SICP exercise 5.20

Question

The exercise is from §5.3.1, and the text is copied below:

Draw the box-and-pointer representation and the memory-vector representation (as in figure 5.14) of the list structure produced by

(define x (cons 1 2))
(define y (list x x))

with the free pointer initially p1. What is the final value of free? What pointers represent the values of x and y?

I think what confuses me is precisely the linked figure,

considering that it's not explicitly mentioned why the entries 1, 2, 4, 5, and 7 are used.

I assume that the reason is that those where the first 5 free slots when the example list structure ((1 2) 3 4) was allocated. After all, that list must come from a '((1 2) 3 4) in Scheme code, which is the same as (cons (cons 1 (cons 2 '()) (cons 3 (cons 4 '())))), and about cons I read

Cons is performed by allocating an unused index and storing the arguments to cons in the-cars and the-cdrs at that indexed vector position.

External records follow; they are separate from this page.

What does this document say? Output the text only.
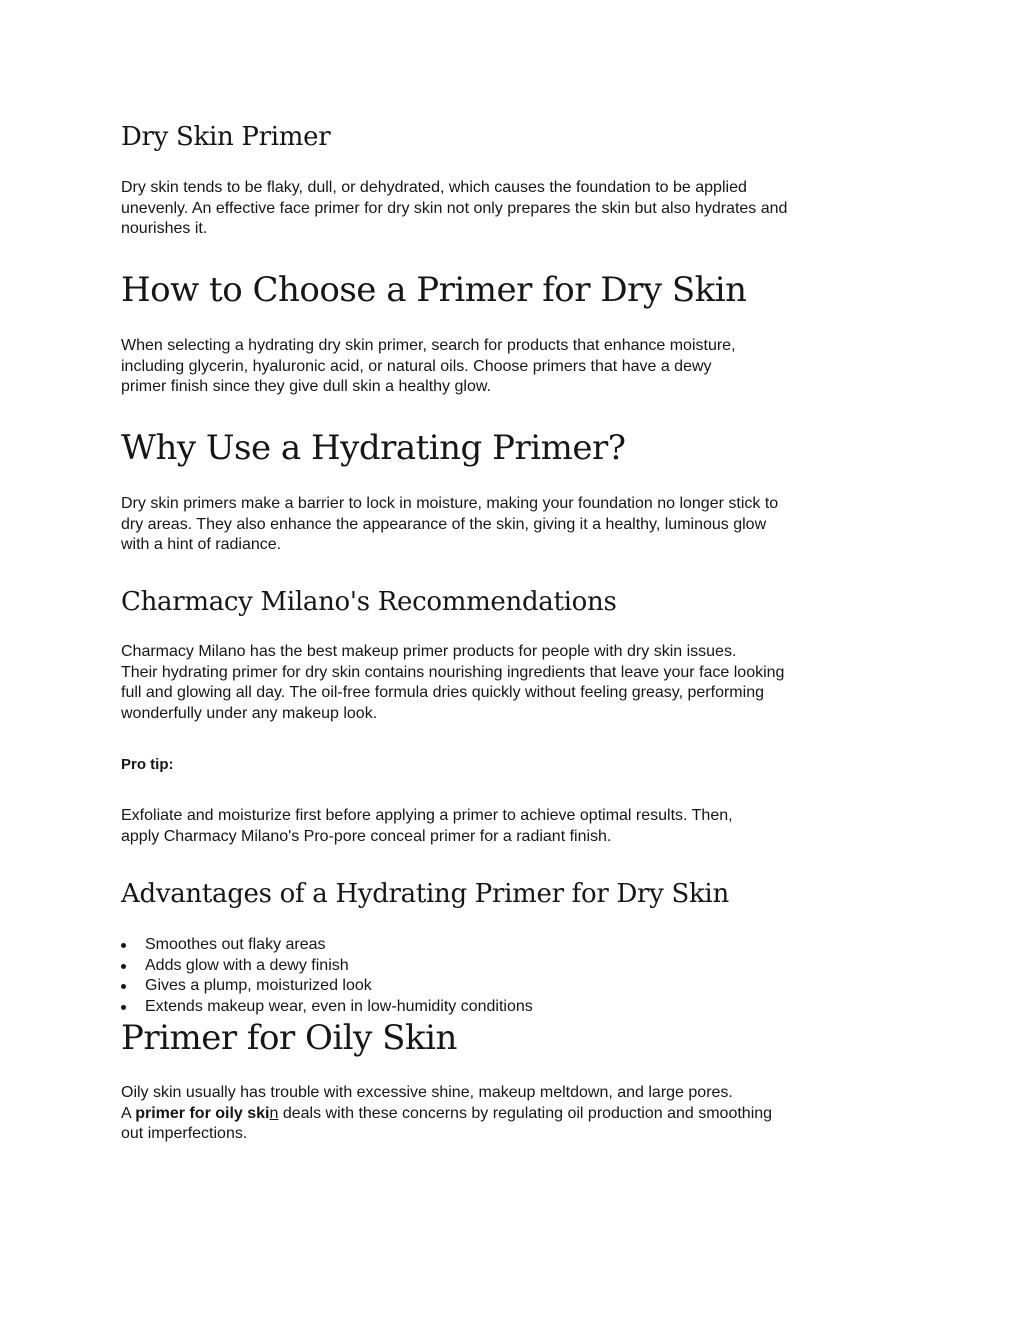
Dry Skin Primer
Dry skin tends to be flaky, dull, or dehydrated, which causes the foundation to be applied
unevenly. An effective face primer for dry skin not only prepares the skin but also hydrates and
nourishes it.
How to Choose a Primer for Dry Skin
When selecting a hydrating dry skin primer, search for products that enhance moisture,
including glycerin, hyaluronic acid, or natural oils. Choose primers that have a dewy
primer finish since they give dull skin a healthy glow.
Why Use a Hydrating Primer?
Dry skin primers make a barrier to lock in moisture, making your foundation no longer stick to
dry areas. They also enhance the appearance of the skin, giving it a healthy, luminous glow
with a hint of radiance.
Charmacy Milano's Recommendations
Charmacy Milano has the best makeup primer products for people with dry skin issues.
Their hydrating primer for dry skin contains nourishing ingredients that leave your face looking
full and glowing all day. The oil-free formula dries quickly without feeling greasy, performing
wonderfully under any makeup look.
Pro tip:
Exfoliate and moisturize first before applying a primer to achieve optimal results. Then,
apply Charmacy Milano's Pro-pore conceal primer for a radiant finish.
Advantages of a Hydrating Primer for Dry Skin
Smoothes out flaky areas
Adds glow with a dewy finish
Gives a plump, moisturized look
Extends makeup wear, even in low-humidity conditions
Primer for Oily Skin
Oily skin usually has trouble with excessive shine, makeup meltdown, and large pores.
A primer for oily skin deals with these concerns by regulating oil production and smoothing
out imperfections.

If that's the case, then I believe the solution to the exercise is as follows, assuming the memory is all free initially:

       ┌───┬───┐    ┌───┬───┐
  y ──>│ + │ ──┼───>│ + │ / │
       └─┼─┴───┘    └─┼─┴───┘
         │            │
         ├────────────┘
         │
         v
       ┌───┬───┐    ┌───┐
  x ──>│ + │ +─┼───>│ 2 │
       └─┼─┴───┘    └───┘
         │
         │
         v
       ┌───┐
       │ 1 │
       └───┘

              0    1    2    3    4    5
            ┌────┬────┬────┬────┬────┬────┬────┬────┬────
  the-cars  │    │ n1 │ p1 │ p1 │    │    │    │    │
            ├────┼────┼────┼────┼────┼────┼────┼────┼────
  the-cdrs  │    │ n2 │ e0 │ p2 │    │    │    │    │
            └────┴────┴────┴────┴────┴────┴────┴────┴────
                   ^         ^    ^
                   |         |    |
                   |         |    |
                   x         y   free

Otherwise, I think, I should have been given an "evolution" for free, no?